I remember looking in Mother’s handbag. I was supposed to be getting change for collection. She wasn’t going to church for some reason. She had problems with her hips sometimes. Bouts of something or other. And ferreting for her purse amidst a mess of hankies, keys and scraps of paper, breathing the forever memorable, blown-nose and old-leather smell of her bag, I came across a tampon, a cylinder wrapped in ricepaper. I said: ‘What’s this, Mum?’ At once she was flustered. I latched on immediately. ‘What is it?’ I said. ‘Put it away.’ ‘But what is it, Mum?’

You would have thought, looking back, here was her opportunity to give young George his lesson, to guide him towards some mature understanding of the female body. But no, she says: ‘It’s a cigar.’ I couldn’t swear, but this may be the only straight lie my mother ever told me. ‘For Grandfather.’

I looked at the long tube in its flimsy paper cover. It looked the right shape for a cigar, the big ones they advertised with organ music on the box. I said: ‘But you don’t like Grandad to smoke.’ ‘For his birthday,’ she wriggled. ‘It’s next Friday you know.’ She found a painful smile. ‘We can waive a rule for his birthday, can’t we? Bless his dear heart.’

And I swallowed it. The extraordinary thing being that she then went out and actually bought a cigar for the old man’s birthday. Odd, no, to think of my mother being so cunning, so resourceful in her prudishness?

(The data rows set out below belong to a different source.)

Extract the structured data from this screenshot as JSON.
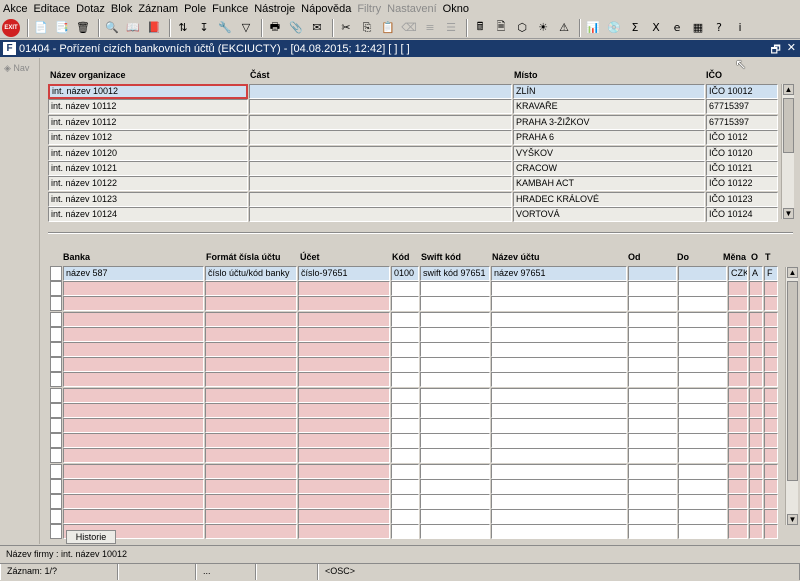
{
  "menu": [
    "Akce",
    "Editace",
    "Dotaz",
    "Blok",
    "Záznam",
    "Pole",
    "Funkce",
    "Nástroje",
    "Nápověda",
    "Filtry",
    "Nastavení",
    "Okno"
  ],
  "menu_disabled": [
    "Filtry",
    "Nastavení"
  ],
  "toolbar_exit_label": "EXIT",
  "window": {
    "logo": "F",
    "title": "01404 - Pořízení cizích bankovních účtů (EKCIUCTY) - [04.08.2015; 12:42] [ ] [ ]",
    "restore_glyph": "🗗",
    "close_glyph": "✕"
  },
  "nav_label": "Nav",
  "org_grid": {
    "columns": [
      "Název organizace",
      "Část",
      "Místo",
      "IČO"
    ],
    "rows": [
      [
        "int. název 10012",
        "",
        "ZLÍN",
        "IČO 10012"
      ],
      [
        "int. název 10112",
        "",
        "KRAVAŘE",
        "67715397"
      ],
      [
        "int. název 10112",
        "",
        "PRAHA 3-ŽIŽKOV",
        "67715397"
      ],
      [
        "int. název 1012",
        "",
        "PRAHA 6",
        "IČO 1012"
      ],
      [
        "int. název 10120",
        "",
        "VYŠKOV",
        "IČO 10120"
      ],
      [
        "int. název 10121",
        "",
        "CRACOW",
        "IČO 10121"
      ],
      [
        "int. název 10122",
        "",
        "KAMBAH ACT",
        "IČO 10122"
      ],
      [
        "int. název 10123",
        "",
        "HRADEC KRÁLOVÉ",
        "IČO 10123"
      ],
      [
        "int. název 10124",
        "",
        "VORTOVÁ",
        "IČO 10124"
      ]
    ]
  },
  "bank_grid": {
    "columns": [
      "Banka",
      "Formát čísla účtu",
      "Účet",
      "Kód",
      "Swift kód",
      "Název účtu",
      "Od",
      "Do",
      "Měna",
      "O",
      "T"
    ],
    "first_row": [
      "název 587",
      "číslo účtu/kód banky",
      "číslo-97651",
      "0100",
      "swift kód 97651",
      "název 97651",
      "",
      "",
      "CZK",
      "A",
      "F"
    ],
    "empty_rows": 17
  },
  "tab_label": "Historie",
  "status": {
    "firm": "Název firmy : int. název 10012",
    "record": "Záznam: 1/?",
    "seg2": "",
    "seg3": "...",
    "seg4": "",
    "mode": "<OSC>"
  }
}
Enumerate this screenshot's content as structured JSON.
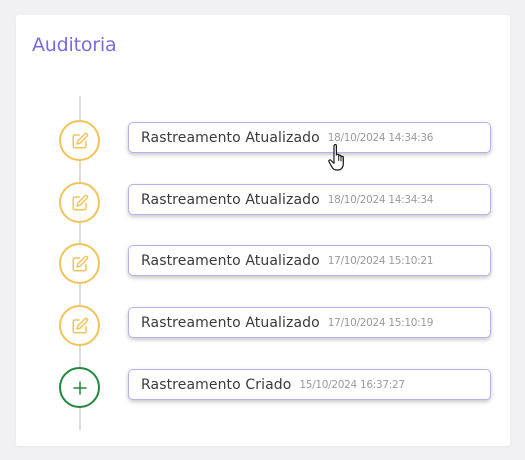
{
  "panel": {
    "title": "Auditoria"
  },
  "colors": {
    "title": "#7b6be0",
    "edit_marker": "#f3c35a",
    "create_marker": "#1f8a3c",
    "entry_border": "#b8b2ea"
  },
  "timeline": [
    {
      "event": "Rastreamento Atualizado",
      "timestamp": "18/10/2024 14:34:36",
      "icon": "edit-icon"
    },
    {
      "event": "Rastreamento Atualizado",
      "timestamp": "18/10/2024 14:34:34",
      "icon": "edit-icon"
    },
    {
      "event": "Rastreamento Atualizado",
      "timestamp": "17/10/2024 15:10:21",
      "icon": "edit-icon"
    },
    {
      "event": "Rastreamento Atualizado",
      "timestamp": "17/10/2024 15:10:19",
      "icon": "edit-icon"
    },
    {
      "event": "Rastreamento Criado",
      "timestamp": "15/10/2024 16:37:27",
      "icon": "plus-icon"
    }
  ]
}
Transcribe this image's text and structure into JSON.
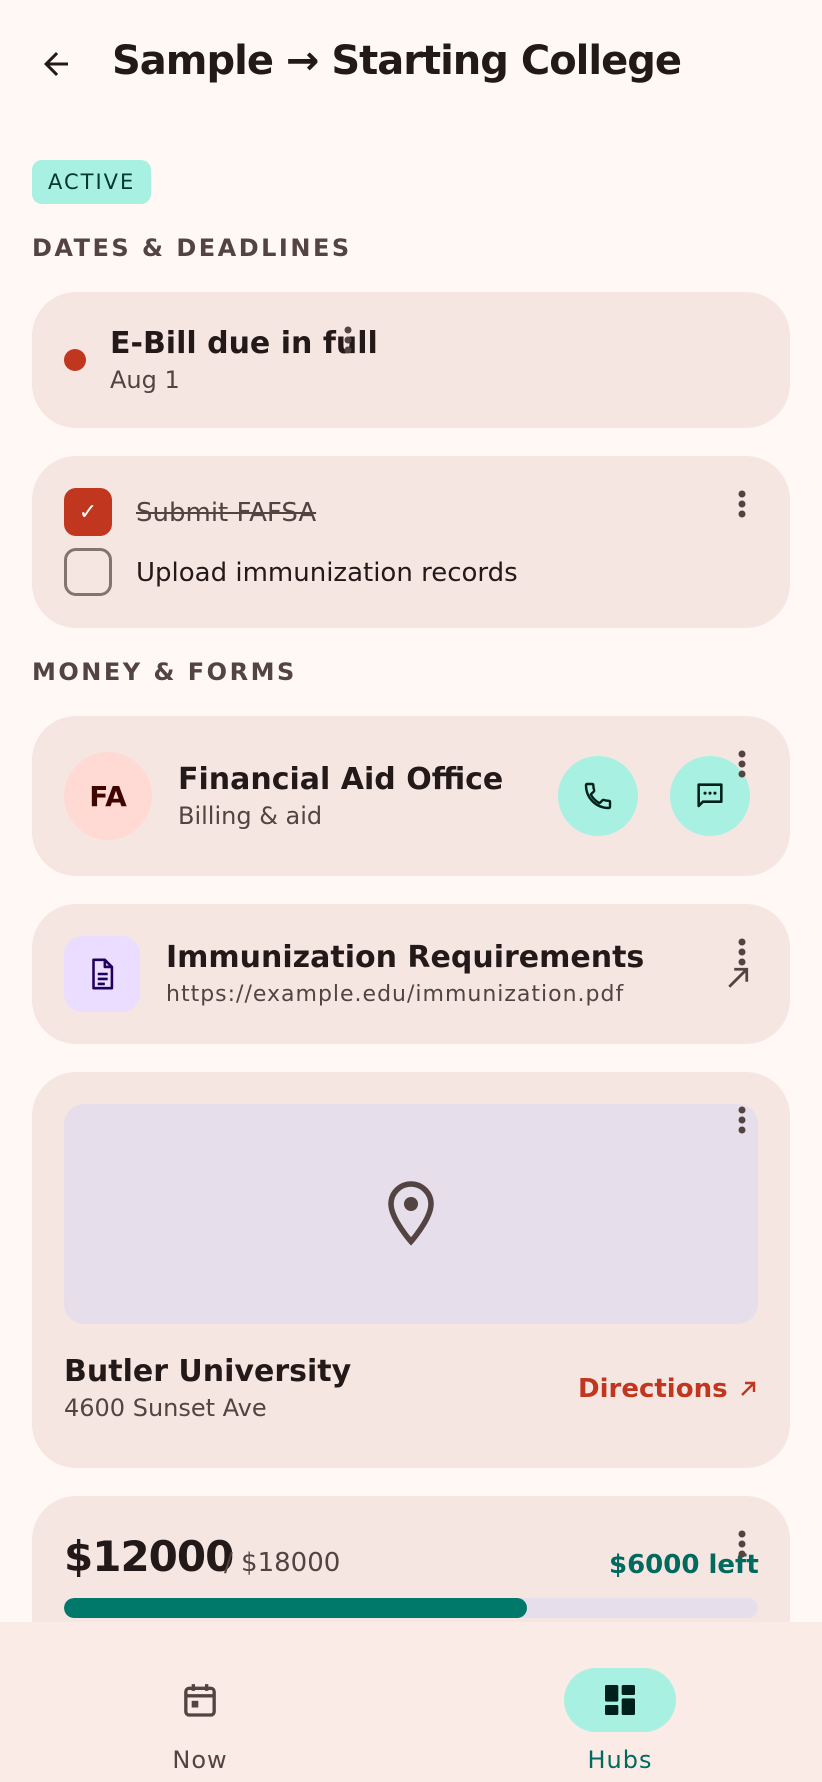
{
  "header": {
    "back_icon": "arrow-back-icon",
    "title": "Sample → Starting College"
  },
  "status": {
    "label": "ACTIVE"
  },
  "sections": {
    "dates": "DATES & DEADLINES",
    "money": "MONEY & FORMS"
  },
  "deadline": {
    "title": "E-Bill due in full",
    "date": "Aug 1",
    "indicator_color": "#c0361f"
  },
  "checklist": {
    "items": [
      {
        "label": "Submit FAFSA",
        "checked": true,
        "check_glyph": "✓"
      },
      {
        "label": "Upload immunization records",
        "checked": false
      }
    ]
  },
  "contact": {
    "initials": "FA",
    "name": "Financial Aid Office",
    "subtitle": "Billing & aid",
    "call_icon": "phone-icon",
    "message_icon": "message-icon"
  },
  "document": {
    "icon": "document-icon",
    "title": "Immunization Requirements",
    "url": "https://example.edu/immunization.pdf",
    "open_icon": "arrow-outward-icon"
  },
  "place": {
    "map_icon": "location-pin-icon",
    "name": "Butler University",
    "address": "4600 Sunset Ave",
    "action_label": "Directions"
  },
  "budget": {
    "amount": "$12000",
    "total": "/ $18000",
    "left": "$6000 left",
    "progress_fraction": 0.6667,
    "fill_color": "#00796b"
  },
  "nav": {
    "items": [
      {
        "label": "Now",
        "icon": "calendar-icon",
        "active": false
      },
      {
        "label": "Hubs",
        "icon": "dashboard-icon",
        "active": true
      }
    ]
  },
  "colors": {
    "accent": "#a8f0e2",
    "danger": "#c0361f",
    "surface": "#f5e6e2",
    "background": "#fff8f5"
  }
}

For what? To save my innocence? In a world where the worst is anyway chalked on every wall. In a family where, that very evening, Peggy had already told me everything, mocking my innocence, even showing me quite graphically (using a ‘Q’ tip) how you fitted them in.

Yet almost everybody in the church brought their problems to this woman, their confessions. They came to her after service in the hall where we had coffee and she would go off with them to the vestry, leaving Peggy and I to kick our heels in the yard amongst stacks of coal and tiles from the roof they’d had to remove because they were dangerous. They came to her at home in Gorst Road, sometimes late in the evening and she took them to her room. ‘Here comes another of the walking wounded,’ Grandfather would announce when the bell ding-donged in the middle of the Man from Uncle, Harry Worth’s Half Hour. ‘Out with the bandages. Call the nurse. Or is it to be last rites?’ And when one Saturday afternoon a black came, he said with his extraordinary flair for insensitivity: ‘Don’t you think we should frisk him? Don’t want any trouble.’